Et le remède proposé par la Commission Balladur dépasse l'entendement. "Ubu" actualisé par M. Balladur

  • Des Conseillers territoriaux: les mêmes pour la Région et le département. La Région, 1er interlocuteur de l'Union européenne, des grandes Régions européennes, réduites au rassemblement ponctuel des Conseillers Généraux. Avec quel budget? quelles recettes? quelle fiscalité. Une collectivité dont ne définit par les moyens à sa disposition n'existe pas.
  • Des métropoles: Rien contre le principe mais ça consiste en quoi? Qui dans la loterie nationale accède au statut de métropole? Si ça constitue un atout, ce qui reste à démontrer, comment accepter que Nantes en bénéficie et pas Rennes?

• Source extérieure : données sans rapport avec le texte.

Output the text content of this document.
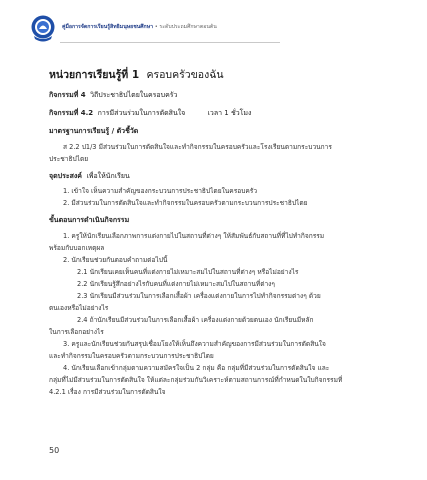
คู่มือการจัดการเรียนรู้สิทธิมนุษยชนศึกษา • ระดับประถมศึกษาตอนต้น
หน่วยการเรียนรู้ที่ 1 ครอบครัวของฉัน
กิจกรรมที่ 4 วิถีประชาธิปไตยในครอบครัว
กิจกรรมที่ 4.2 การมีส่วนร่วมในการตัดสินใจ	เวลา 1 ชั่วโมง
มาตรฐานการเรียนรู้ / ตัวชี้วัด
ส 2.2 ป1/3 มีส่วนร่วมในการตัดสินใจและทำกิจกรรมในครอบครัวและโรงเรียนตามกระบวนการ
ประชาธิปไตย
จุดประสงค์ เพื่อให้นักเรียน
1. เข้าใจ เห็นความสำคัญของกระบวนการประชาธิปไตยในครอบครัว
2. มีส่วนร่วมในการตัดสินใจและทำกิจกรรมในครอบครัวตามกระบวนการประชาธิปไตย
ขั้นตอนการดำเนินกิจกรรม
1. ครูให้นักเรียนเลือกภาพการแต่งกายไปในสถานที่ต่างๆ ให้สัมพันธ์กับสถานที่ที่ไปทำกิจกรรม
พร้อมกับบอกเหตุผล
2. นักเรียนช่วยกันตอบคำถามต่อไปนี้
2.1 นักเรียนเคยเห็นคนที่แต่งกายไม่เหมาะสมไปในสถานที่ต่างๆ หรือไม่อย่างไร
2.2 นักเรียนรู้สึกอย่างไรกับคนที่แต่งกายไม่เหมาะสมไปในสถานที่ต่างๆ
2.3 นักเรียนมีส่วนร่วมในการเลือกเสื้อผ้า เครื่องแต่งกายในการไปทำกิจกรรมต่างๆ ด้วย
ตนเองหรือไม่อย่างไร
2.4 ถ้านักเรียนมีส่วนร่วมในการเลือกเสื้อผ้า เครื่องแต่งกายด้วยตนเอง นักเรียนมีหลัก
ในการเลือกอย่างไร
3. ครูและนักเรียนช่วยกันสรุปเชื่อมโยงให้เห็นถึงความสำคัญของการมีส่วนร่วมในการตัดสินใจ
และทำกิจกรรมในครอบครัวตามกระบวนการประชาธิปไตย
4. นักเรียนเลือกเข้ากลุ่มตามความสมัครใจเป็น 2 กลุ่ม คือ กลุ่มที่มีส่วนร่วมในการตัดสินใจ และ
กลุ่มที่ไม่มีส่วนร่วมในการตัดสินใจ ให้แต่ละกลุ่มร่วมกันวิเคราะห์ตามสถานการณ์ที่กำหนดในใบกิจกรรมที่
4.2.1 เรื่อง การมีส่วนร่วมในการตัดสินใจ
50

  • Le département est un espace de solidarité: entre les individus, entre les territoires pour renforcer la solidarité entre la métropole et son environnement, pour contribuer à offrir des services à égalité d'accès à toute la population d'Ille et Vilaine. Comment pourrait s'exprimer cette solidarité si le département n'a plus de compétences que sur une partie de son territoire? les Collèges ou les lycées dans la Métropole ou dans un autre établissement auraient des gestions, des orientations différentes, il en serait de même pour les routes, les maisons de retraite, les établissements pour handicapés etc...
  • Certes le département délègue aux villes la gestion du RMI mais définit ses orientations pour qu'il y ait harmonisation sur l'ensemble de son territoire. Et si l'Ille et Vilaine, sur ce point, est exemplaire ça ne ma paraît pas une raison suffisante pour en tirer argument pour soustraire  de la responsabilité départementale les personnes vivant en ville.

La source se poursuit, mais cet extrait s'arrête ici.